With advances in genetic research constantly being updated, new psoriasis treatments that are more effective than steroid creams, salicylic acid or coal tar provide psoriasis patients with enhanced medications targeting the source of the problem. Once thought to be a skin disorder, research conducted in the past decade has discovered psoriasis actually originates from a misdirected immune system response.
On top of that, the swelling arising from the "body system striking the body system" makes psoriasis plaques red, scratchy and even puffy.
Currently identified as an autoimmune problem, psoriasis plaques are the outcome of an overflow of skin cells that pass away and also swiftly gather, developing the thick, flaky spots a measure of psoriasis. Disease-fighting lymphocytes put right into the blood as well as initiate unmanageable manufacturing of skin cells due to the fact that the immune system wrongly assumes an infection is assaulting the body system.

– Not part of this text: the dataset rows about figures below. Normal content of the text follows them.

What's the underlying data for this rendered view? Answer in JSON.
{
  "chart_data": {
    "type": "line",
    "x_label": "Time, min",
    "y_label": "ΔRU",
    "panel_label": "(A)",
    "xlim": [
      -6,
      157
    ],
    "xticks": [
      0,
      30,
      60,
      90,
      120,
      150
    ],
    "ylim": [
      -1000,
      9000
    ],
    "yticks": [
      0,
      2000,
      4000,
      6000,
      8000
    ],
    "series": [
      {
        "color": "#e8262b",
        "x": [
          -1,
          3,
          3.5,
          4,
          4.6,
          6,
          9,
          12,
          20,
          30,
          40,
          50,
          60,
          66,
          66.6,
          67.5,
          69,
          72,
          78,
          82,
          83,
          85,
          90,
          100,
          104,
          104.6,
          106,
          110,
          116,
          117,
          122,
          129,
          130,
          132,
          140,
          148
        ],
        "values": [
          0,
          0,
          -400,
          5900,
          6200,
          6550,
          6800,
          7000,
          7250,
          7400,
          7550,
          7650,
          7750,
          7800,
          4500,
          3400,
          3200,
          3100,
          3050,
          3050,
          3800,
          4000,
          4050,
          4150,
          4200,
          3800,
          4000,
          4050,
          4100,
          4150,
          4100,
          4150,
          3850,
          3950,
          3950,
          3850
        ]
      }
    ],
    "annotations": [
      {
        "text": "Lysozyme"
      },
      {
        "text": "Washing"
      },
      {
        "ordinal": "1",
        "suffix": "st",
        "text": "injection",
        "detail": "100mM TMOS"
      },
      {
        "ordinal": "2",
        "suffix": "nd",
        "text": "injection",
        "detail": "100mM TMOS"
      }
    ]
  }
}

About 25 years ago, a substance called calcitriol provided remission of psoriasis for a patient who had suffered severe psoriasis outbreaks since a child. Calcitriol is a form of vitamin D normally used as an anti-osteoporosis medication. However, when a patient with psoriasis took calcitriol for osteoporosis, his psoriasis unexpectedly vanished.
Researchers then created a topical ointment containing calcitriol and found that in a series of controlled experiments, nearly 85 percent of participants experienced marked improvement with psoriasis after applying the ointment to lesions.

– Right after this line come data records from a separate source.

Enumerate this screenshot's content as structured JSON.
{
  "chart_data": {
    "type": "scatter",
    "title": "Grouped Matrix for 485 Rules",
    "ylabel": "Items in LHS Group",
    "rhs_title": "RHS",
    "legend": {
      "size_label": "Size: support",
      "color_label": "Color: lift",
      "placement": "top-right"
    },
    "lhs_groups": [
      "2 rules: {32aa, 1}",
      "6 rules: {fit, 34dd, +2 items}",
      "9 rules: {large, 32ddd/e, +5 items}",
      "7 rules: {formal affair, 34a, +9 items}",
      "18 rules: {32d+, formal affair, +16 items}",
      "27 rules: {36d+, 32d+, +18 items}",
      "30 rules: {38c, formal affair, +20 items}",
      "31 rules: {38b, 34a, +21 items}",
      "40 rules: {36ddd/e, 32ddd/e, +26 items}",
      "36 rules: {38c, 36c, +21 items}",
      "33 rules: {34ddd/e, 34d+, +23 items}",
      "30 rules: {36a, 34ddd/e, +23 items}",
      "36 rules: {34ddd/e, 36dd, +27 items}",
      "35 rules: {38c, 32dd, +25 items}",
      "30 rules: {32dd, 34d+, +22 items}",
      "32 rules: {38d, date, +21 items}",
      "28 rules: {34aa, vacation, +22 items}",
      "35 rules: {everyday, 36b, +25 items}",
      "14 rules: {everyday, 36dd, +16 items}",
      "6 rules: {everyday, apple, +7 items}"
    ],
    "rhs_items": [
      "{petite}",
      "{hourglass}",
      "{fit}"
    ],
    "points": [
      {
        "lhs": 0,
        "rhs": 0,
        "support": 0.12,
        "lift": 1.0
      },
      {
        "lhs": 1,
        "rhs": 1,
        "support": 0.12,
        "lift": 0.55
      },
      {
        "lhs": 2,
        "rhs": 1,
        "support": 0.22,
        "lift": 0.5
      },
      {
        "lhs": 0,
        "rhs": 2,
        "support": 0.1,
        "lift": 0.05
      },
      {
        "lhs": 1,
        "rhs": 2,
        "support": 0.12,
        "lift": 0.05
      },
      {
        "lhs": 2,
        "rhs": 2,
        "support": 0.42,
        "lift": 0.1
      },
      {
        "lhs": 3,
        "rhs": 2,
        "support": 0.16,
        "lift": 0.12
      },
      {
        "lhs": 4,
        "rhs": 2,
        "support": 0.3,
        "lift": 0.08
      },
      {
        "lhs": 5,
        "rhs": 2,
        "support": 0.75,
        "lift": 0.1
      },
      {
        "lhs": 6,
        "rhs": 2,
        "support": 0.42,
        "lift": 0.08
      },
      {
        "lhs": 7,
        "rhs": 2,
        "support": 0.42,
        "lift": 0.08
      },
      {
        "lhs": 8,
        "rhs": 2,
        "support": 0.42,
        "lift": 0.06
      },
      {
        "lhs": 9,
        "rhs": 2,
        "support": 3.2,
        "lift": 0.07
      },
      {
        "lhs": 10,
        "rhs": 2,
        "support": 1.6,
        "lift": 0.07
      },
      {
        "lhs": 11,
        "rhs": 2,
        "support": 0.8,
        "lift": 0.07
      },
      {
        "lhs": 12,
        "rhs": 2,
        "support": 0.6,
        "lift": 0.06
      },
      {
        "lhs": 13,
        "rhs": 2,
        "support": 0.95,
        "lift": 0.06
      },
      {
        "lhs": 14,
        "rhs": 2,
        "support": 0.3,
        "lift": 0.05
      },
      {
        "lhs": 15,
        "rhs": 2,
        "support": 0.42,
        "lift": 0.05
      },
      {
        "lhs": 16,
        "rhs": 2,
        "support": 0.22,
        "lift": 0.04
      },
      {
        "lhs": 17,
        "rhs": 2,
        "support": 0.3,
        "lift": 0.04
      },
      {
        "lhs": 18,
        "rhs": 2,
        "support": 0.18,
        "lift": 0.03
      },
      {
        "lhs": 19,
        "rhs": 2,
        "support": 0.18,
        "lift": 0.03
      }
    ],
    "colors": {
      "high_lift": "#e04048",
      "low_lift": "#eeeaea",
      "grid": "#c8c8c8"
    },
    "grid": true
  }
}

Currently, three new varieties of the original calcitriol medication have been synthesized and approved for use on psoriasis:
Synthesized from vitamin A components, retinoic acids originally treated acne, with impressive results. Researchers hoped these acids would alleviate psoriasis but were disappointed when results proved negligible. However, newer, "fourth generation" retinoic acids such as Zorac and Tazorac are confirming expectations regarding effectiveness of these topical substances.

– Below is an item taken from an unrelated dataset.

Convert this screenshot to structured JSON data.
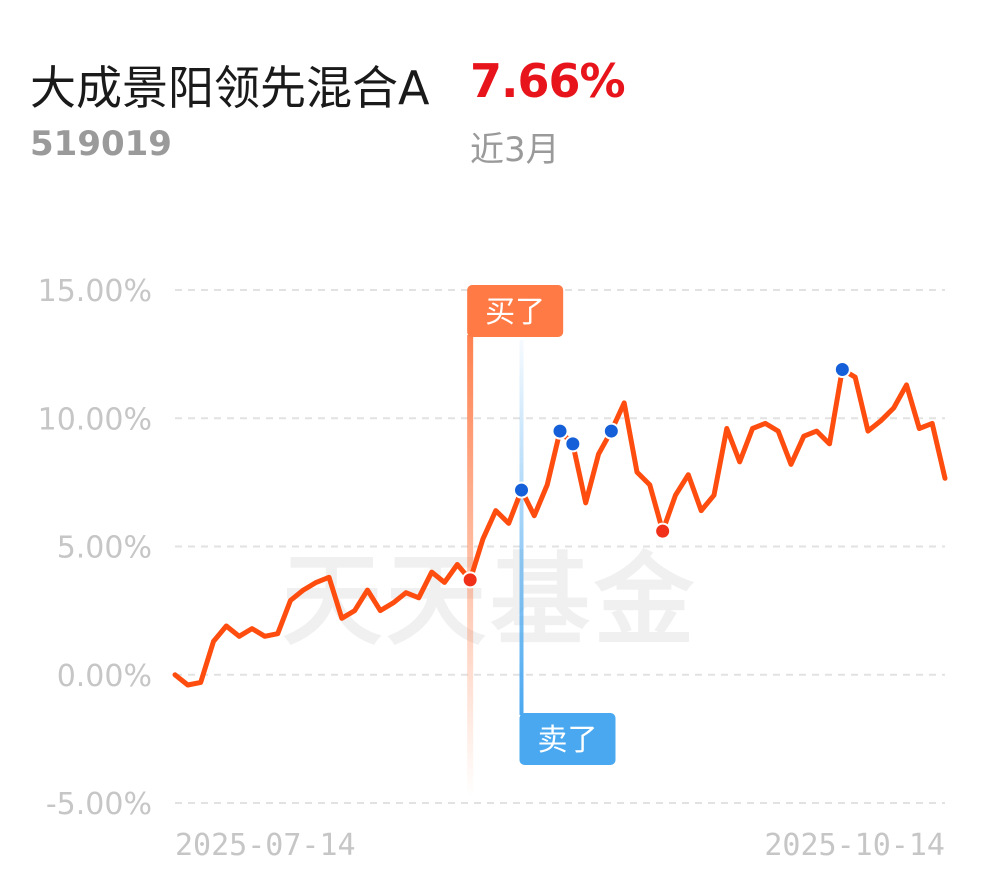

In fact, a report published in a 1998 edition of Archives of Dermatology states that applications of Tazorac gel twice a day resulted in a significant reduction of psoriasis plaques in less than seven days. More importantly, patients continued to experience a psoriasis-free life up to 12 weeks of discontinuing use of the gel. Additionally, Tazorac produced no side effects and exhibited a low systemic absorption rate.
Vitamin therapy is only one of the avenues of treating psoriasis, and other natural, surgical and drug treatments include:
As research into the complex world of genetics and the immune system persists in providing medications that successfully treat disorders once thought to be untreatable, new psoriasis treatments will also continue to be discovered that offer patients lasting relief from an often debilitating disorder.